Spivak and her work against Intellectual Colonialism0
KYOTO, JAPAN — June 22, 2012 — The Inamori Foundation today announced that Professor Gayatri Chakravorty Spivak*, 70, has been selected to receive the 28th annual Kyoto Prize in Arts and Philosophy in the field of Thought and Ethics. Professor Spivak is an Indian intellectual, activist, and University Professor at Columbia University, the school’s highest honor for professors, where she is also a founder of the Institute for Comparative Literature and Society. She exemplifies the modern intellectual through her theoretical work for the humanities based on comparative literature and her devotion to multifaceted educational activities, especially in developing regions.
The Work of Professor Spivak
A prolific author, Professor Spivak is perhaps best known for her 1988 essay “Can the Subaltern Speak?” In this article, she spotlights the “subalterns” — those who are economically dispossessed, forcibly marginalized and rendered without agency by their social status.

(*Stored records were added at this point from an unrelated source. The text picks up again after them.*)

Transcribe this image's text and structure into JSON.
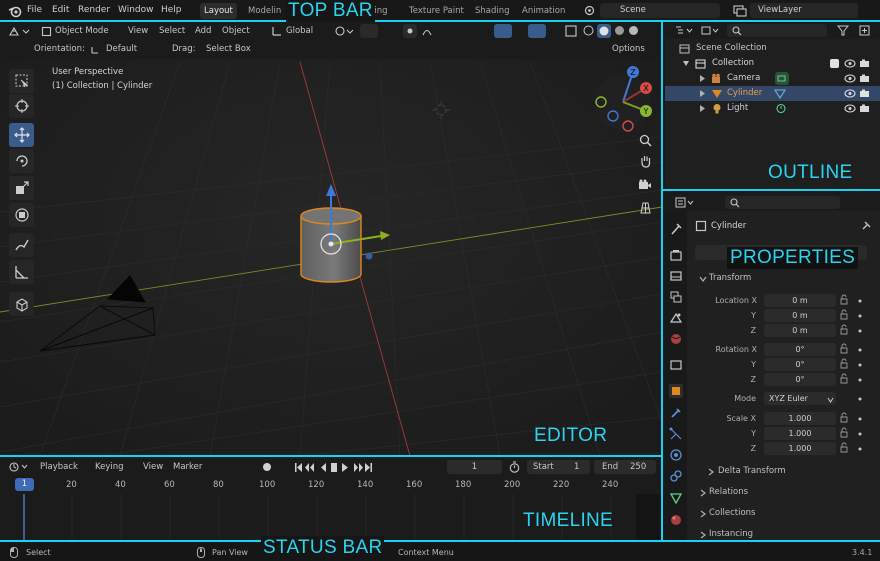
{
  "topbar": {
    "menus": [
      "File",
      "Edit",
      "Render",
      "Window",
      "Help"
    ],
    "workspaces": [
      "Layout",
      "Modelin",
      "ting",
      "Texture Paint",
      "Shading",
      "Animation"
    ],
    "scene": "Scene",
    "view_layer": "ViewLayer"
  },
  "viewport": {
    "mode": "Object Mode",
    "menus": [
      "View",
      "Select",
      "Add",
      "Object"
    ],
    "transform_orientation": "Global",
    "orientation_label": "Orientation:",
    "orientation_value": "Default",
    "drag_label": "Drag:",
    "drag_value": "Select Box",
    "options": "Options",
    "overlay_line1": "User Perspective",
    "overlay_line2": "(1) Collection | Cylinder",
    "gizmo_axes": {
      "x": "X",
      "y": "Y",
      "z": "Z"
    }
  },
  "outliner": {
    "root": "Scene Collection",
    "items": [
      {
        "label": "Collection",
        "depth": 1
      },
      {
        "label": "Camera",
        "depth": 2
      },
      {
        "label": "Cylinder",
        "depth": 2,
        "selected": true
      },
      {
        "label": "Light",
        "depth": 2
      }
    ]
  },
  "properties": {
    "object_name": "Cylinder",
    "transform_section": "Transform",
    "location": {
      "label": "Location X",
      "x": "0 m",
      "y": "0 m",
      "z": "0 m"
    },
    "rotation": {
      "label": "Rotation X",
      "x": "0°",
      "y": "0°",
      "z": "0°"
    },
    "mode_label": "Mode",
    "mode_value": "XYZ Euler",
    "scale": {
      "label": "Scale X",
      "x": "1.000",
      "y": "1.000",
      "z": "1.000"
    },
    "axis_y": "Y",
    "axis_z": "Z",
    "sections": [
      "Delta Transform",
      "Relations",
      "Collections",
      "Instancing"
    ]
  },
  "timeline": {
    "menus": [
      "Playback",
      "Keying",
      "View",
      "Marker"
    ],
    "current_frame": "1",
    "start_label": "Start",
    "start": "1",
    "end_label": "End",
    "end": "250",
    "frame_marker": "1",
    "ticks": [
      "20",
      "40",
      "60",
      "80",
      "100",
      "120",
      "140",
      "160",
      "180",
      "200",
      "220",
      "240"
    ]
  },
  "statusbar": {
    "select": "Select",
    "pan": "Pan View",
    "context": "Context Menu",
    "version": "3.4.1"
  },
  "overlay_labels": {
    "top_bar": "TOP BAR",
    "outline": "OUTLINE",
    "properties": "PROPERTIES",
    "editor": "EDITOR",
    "timeline": "TIMELINE",
    "status_bar": "STATUS BAR"
  },
  "colors": {
    "accent_cyan": "#19d2ef",
    "selection_blue": "#334766",
    "active_tool": "#3a5c8c",
    "object_orange": "#e0871f"
  }
}
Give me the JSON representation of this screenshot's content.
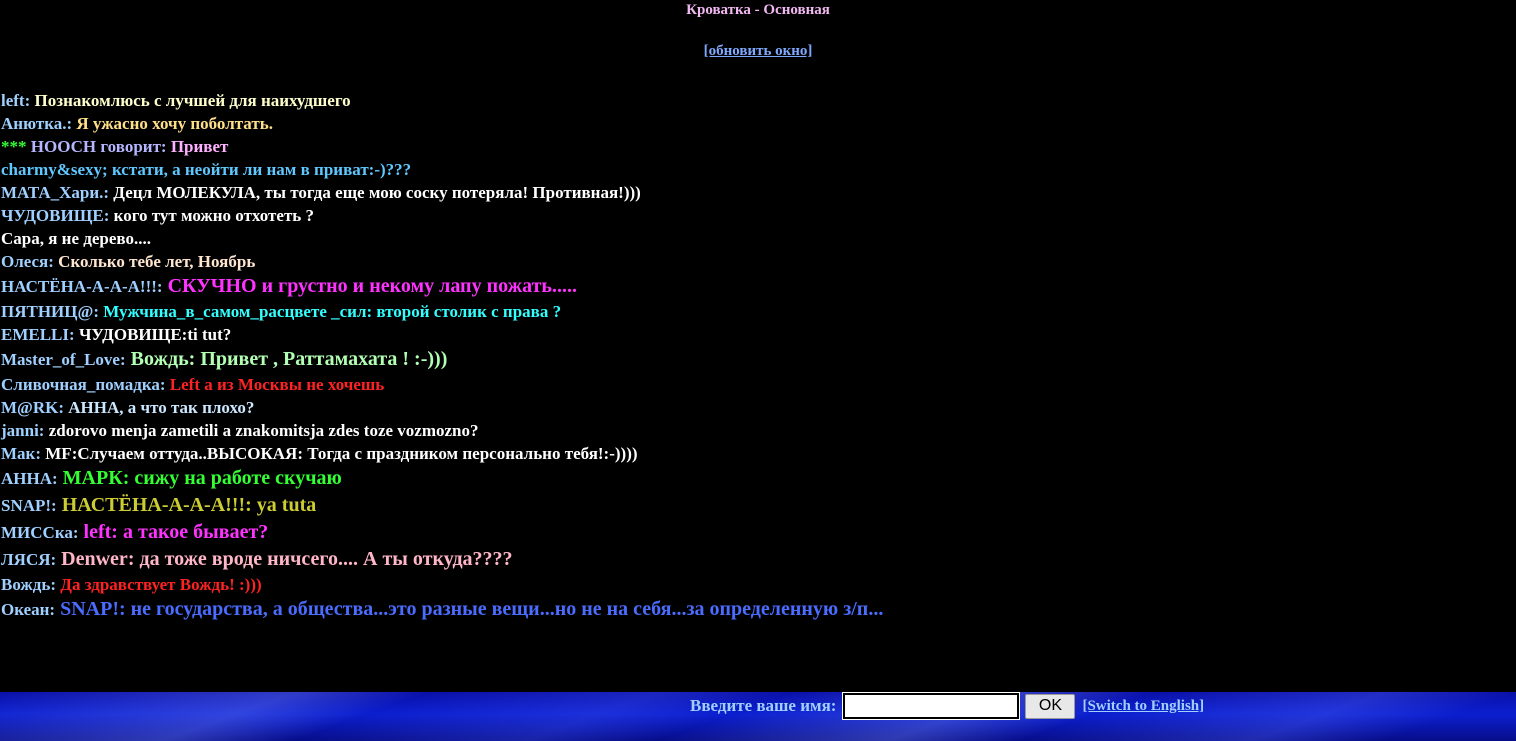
{
  "header": {
    "title": "Кроватка - Основная",
    "refresh_label": "[обновить окно]"
  },
  "messages": [
    {
      "nick": "left:",
      "text": "Познакомлюсь с лучшей для наихудшего",
      "nick_color": "#9fd0ff",
      "text_color": "#ffffcc",
      "size": "sm"
    },
    {
      "nick": "Анютка.:",
      "text": "Я ужасно хочу поболтать.",
      "nick_color": "#9fd0ff",
      "text_color": "#ffe08a",
      "size": "sm"
    },
    {
      "nick": "*** НООСН говорит:",
      "text": "Привет",
      "nick_color": "#b6b6ff",
      "text_color": "#ffb0ff",
      "prefix": "***",
      "prefix_color": "#33ff33",
      "size": "sm"
    },
    {
      "nick": "",
      "text": "charmy&sexy; кстати, а неойти ли нам в приват:-)???",
      "nick_color": "#9fd0ff",
      "text_color": "#5ec8ff",
      "size": "sm"
    },
    {
      "nick": "МАТА_Хари.:",
      "text": "Децл МОЛЕКУЛА, ты тогда еще мою соску потеряла! Противная!)))",
      "nick_color": "#9fd0ff",
      "text_color": "#ffffff",
      "size": "sm"
    },
    {
      "nick": "ЧУДОВИЩЕ:",
      "text": "кого тут можно отхотеть ?",
      "nick_color": "#9fd0ff",
      "text_color": "#ffffff",
      "size": "sm"
    },
    {
      "nick": "",
      "text": "Сара, я не дерево....",
      "nick_color": "#9fd0ff",
      "text_color": "#ffffff",
      "size": "sm"
    },
    {
      "nick": "Олеся:",
      "text": "Сколько тебе лет, Ноябрь",
      "nick_color": "#9fd0ff",
      "text_color": "#ffe6d0",
      "size": "sm"
    },
    {
      "nick": "НАСТЁНА-А-А-А!!!:",
      "text": "СКУЧНО и грустно и некому лапу пожать.....",
      "nick_color": "#9fd0ff",
      "text_color": "#ff33ff",
      "size": "big"
    },
    {
      "nick": "ПЯТНИЦ@:",
      "text": "Мужчина_в_самом_расцвете _сил: второй столик с права ?",
      "nick_color": "#9fd0ff",
      "text_color": "#33ffff",
      "size": "sm"
    },
    {
      "nick": "EMELLI:",
      "text": "ЧУДОВИЩЕ:ti tut?",
      "nick_color": "#9fd0ff",
      "text_color": "#ffffff",
      "size": "sm"
    },
    {
      "nick": "Master_of_Love:",
      "text": "Вождь: Привет , Раттамахата ! :-)))",
      "nick_color": "#9fd0ff",
      "text_color": "#b3ffb3",
      "size": "big"
    },
    {
      "nick": "Сливочная_помадка:",
      "text": "Left а из Москвы не хочешь",
      "nick_color": "#9fd0ff",
      "text_color": "#ff2222",
      "size": "sm"
    },
    {
      "nick": "M@RK:",
      "text": "АННА, а что так плохо?",
      "nick_color": "#9fd0ff",
      "text_color": "#cce8ff",
      "size": "sm"
    },
    {
      "nick": "janni:",
      "text": "zdorovo menja zametili a znakomitsja zdes toze vozmozno?",
      "nick_color": "#9fd0ff",
      "text_color": "#ffffff",
      "size": "sm"
    },
    {
      "nick": "Мак:",
      "text": "MF:Случаем оттуда..ВЫСОКАЯ: Тогда с праздником персонально тебя!:-))))",
      "nick_color": "#9fd0ff",
      "text_color": "#ffffff",
      "size": "sm"
    },
    {
      "nick": "АННА:",
      "text": "МАРК: сижу на работе скучаю",
      "nick_color": "#9fd0ff",
      "text_color": "#33ff33",
      "size": "big"
    },
    {
      "nick": "SNAP!:",
      "text": "НАСТЁНА-А-А-А!!!: ya tuta",
      "nick_color": "#9fd0ff",
      "text_color": "#cccc33",
      "size": "big"
    },
    {
      "nick": "МИССка:",
      "text": "left: а такое бывает?",
      "nick_color": "#9fd0ff",
      "text_color": "#ff33ff",
      "size": "big"
    },
    {
      "nick": "ЛЯСЯ:",
      "text": "Denwer: да тоже вроде ничсего.... А ты откуда????",
      "nick_color": "#9fd0ff",
      "text_color": "#ffb6c8",
      "size": "big"
    },
    {
      "nick": "Вождь:",
      "text": "Да здравствует Вождь! :)))",
      "nick_color": "#9fd0ff",
      "text_color": "#ff2222",
      "size": "sm"
    },
    {
      "nick": "Океан:",
      "text": "SNAP!: не государства, а общества...это разные вещи...но не на себя...за определенную з/п...",
      "nick_color": "#9fd0ff",
      "text_color": "#4a6cff",
      "size": "big"
    }
  ],
  "login": {
    "label": "Введите ваше имя:",
    "input_value": "",
    "ok_label": "OK",
    "switch_label": "[Switch to English]"
  }
}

She listens carefully to the subaltern voice and sounds a warning against its newly-formed identity made in the process of representation by others. Epitomizing her concept is the approach of “unlearning” — undermining one’s own privileged position and learning in the face of the geopolitical situation of knowledge. Her approach has strongly influenced the development of postcolonialism, which criticizes the politics, economy and culture of our global society — the very forces that were once envisioned to surmount the framework of nation states, but that have since instead come to function as a form of renewed colonialism in them.

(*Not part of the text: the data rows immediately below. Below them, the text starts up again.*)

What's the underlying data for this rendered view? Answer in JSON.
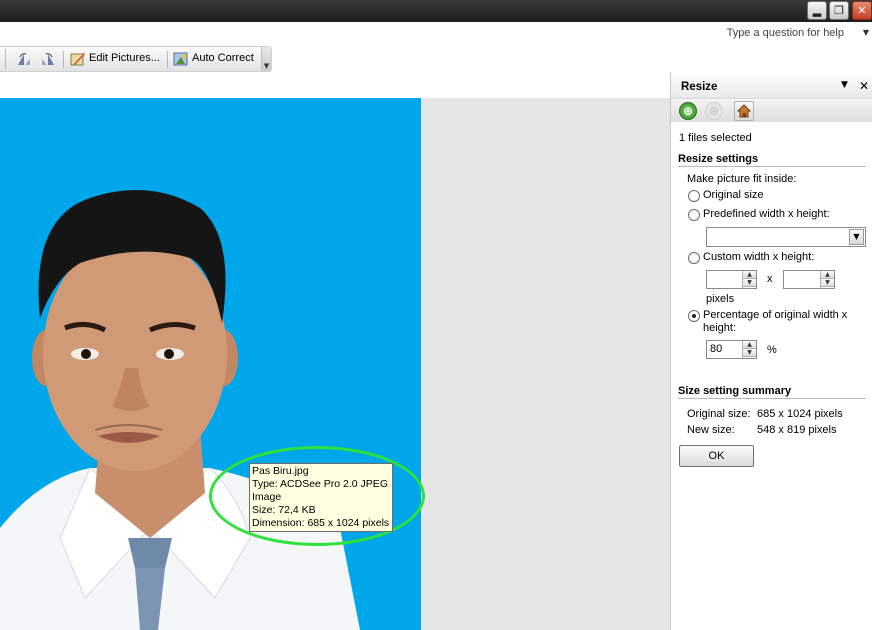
{
  "window": {
    "minimize_glyph": "▂",
    "restore_glyph": "❐",
    "close_glyph": "✕",
    "close_color": "#c5402a"
  },
  "menu": {
    "help_placeholder": "Type a question for help",
    "help_dropdown_glyph": "▼"
  },
  "toolbar": {
    "edit_pictures_label": "Edit Pictures...",
    "auto_correct_label": "Auto Correct",
    "icons": [
      "rotate-left-icon",
      "rotate-right-icon",
      "edit-pictures-icon",
      "auto-correct-icon"
    ]
  },
  "image": {
    "background_color": "#00a6ea",
    "tooltip": {
      "filename": "Pas Biru.jpg",
      "type": "Type: ACDSee Pro 2.0 JPEG",
      "type_cont": "Image",
      "size": "Size: 72,4 KB",
      "dimension": "Dimension: 685 x 1024 pixels"
    },
    "highlight_color": "#2de23a"
  },
  "task_pane": {
    "title": "Resize",
    "menu_glyph": "▼",
    "close_glyph": "✕",
    "nav": {
      "back_glyph": "⊕",
      "forward_glyph": "⊕",
      "home_icon": "home-icon"
    },
    "files_selected": "1 files selected",
    "resize_settings_heading": "Resize settings",
    "fit_inside_label": "Make picture fit inside:",
    "options": {
      "original_size": "Original size",
      "predefined": "Predefined width x height:",
      "custom": "Custom width x height:",
      "percentage": "Percentage of original width x",
      "percentage_cont": "height:"
    },
    "selected_option": "percentage",
    "custom": {
      "width": "",
      "height": "",
      "x_sep": "x",
      "unit": "pixels"
    },
    "percentage_value": "80",
    "percentage_unit": "%",
    "summary_heading": "Size setting summary",
    "original_size_label": "Original size:",
    "original_size_value": "685 x 1024 pixels",
    "new_size_label": "New size:",
    "new_size_value": "548 x 819 pixels",
    "ok_label": "OK"
  }
}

Retaining her Indian citizenship, she lives and teaches in the U.S.A. and attends discussions and gatherings around the world. She also works to promote literacy in rural villages and to translate local literature from India and Bangladesh. Professor Spivak is committed to fulfilling what she regards as a profound and ethical responsibility toward minorities who have been deprived of language and history through an invisible structure of oppression, and her social work in this regard has earned her respect around the world.

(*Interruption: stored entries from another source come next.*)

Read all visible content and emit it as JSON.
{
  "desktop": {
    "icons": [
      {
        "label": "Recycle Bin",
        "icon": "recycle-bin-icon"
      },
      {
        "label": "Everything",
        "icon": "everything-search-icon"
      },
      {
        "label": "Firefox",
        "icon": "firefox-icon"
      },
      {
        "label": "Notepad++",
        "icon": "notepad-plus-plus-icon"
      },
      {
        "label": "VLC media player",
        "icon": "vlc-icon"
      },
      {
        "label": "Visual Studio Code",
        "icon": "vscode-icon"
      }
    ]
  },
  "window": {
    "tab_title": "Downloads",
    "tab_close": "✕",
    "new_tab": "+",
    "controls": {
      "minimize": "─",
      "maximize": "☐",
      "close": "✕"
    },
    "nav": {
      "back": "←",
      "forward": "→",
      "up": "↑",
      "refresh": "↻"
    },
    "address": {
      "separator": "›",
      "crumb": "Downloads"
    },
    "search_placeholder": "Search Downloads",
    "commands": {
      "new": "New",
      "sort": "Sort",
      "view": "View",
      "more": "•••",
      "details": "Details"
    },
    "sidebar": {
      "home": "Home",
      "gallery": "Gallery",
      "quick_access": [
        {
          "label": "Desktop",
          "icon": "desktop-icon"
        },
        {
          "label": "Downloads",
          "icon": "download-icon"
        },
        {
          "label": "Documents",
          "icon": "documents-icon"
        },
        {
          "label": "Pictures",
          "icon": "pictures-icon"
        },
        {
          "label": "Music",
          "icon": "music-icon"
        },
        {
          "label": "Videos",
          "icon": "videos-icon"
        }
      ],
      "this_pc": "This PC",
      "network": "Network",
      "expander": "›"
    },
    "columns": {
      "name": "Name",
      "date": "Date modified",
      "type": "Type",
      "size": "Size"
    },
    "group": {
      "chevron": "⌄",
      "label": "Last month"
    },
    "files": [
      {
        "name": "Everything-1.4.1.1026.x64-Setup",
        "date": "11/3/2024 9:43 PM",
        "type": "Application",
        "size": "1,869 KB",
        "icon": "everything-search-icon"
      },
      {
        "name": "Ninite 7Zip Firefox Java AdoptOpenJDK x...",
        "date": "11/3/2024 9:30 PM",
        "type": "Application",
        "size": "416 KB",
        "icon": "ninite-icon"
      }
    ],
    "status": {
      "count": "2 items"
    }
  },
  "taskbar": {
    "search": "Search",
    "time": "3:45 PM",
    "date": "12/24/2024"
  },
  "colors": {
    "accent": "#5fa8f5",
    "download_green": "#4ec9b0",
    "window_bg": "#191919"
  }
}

Professor Spivak joins Dr. Ivan Sutherland (Advanced Technology) and Dr. Yoshinori Ohsumi (Basic Sciences) as this year’s honorees of the prestigious Kyoto Prize. Each laureate will receive a diploma, a 20-karat gold Kyoto Prize medal and a cash gift of 50 million yen (approximately US$630,000) in recognition of lifelong contributions to society at a ceremony in Kyoto, Japan on November 10, 2012.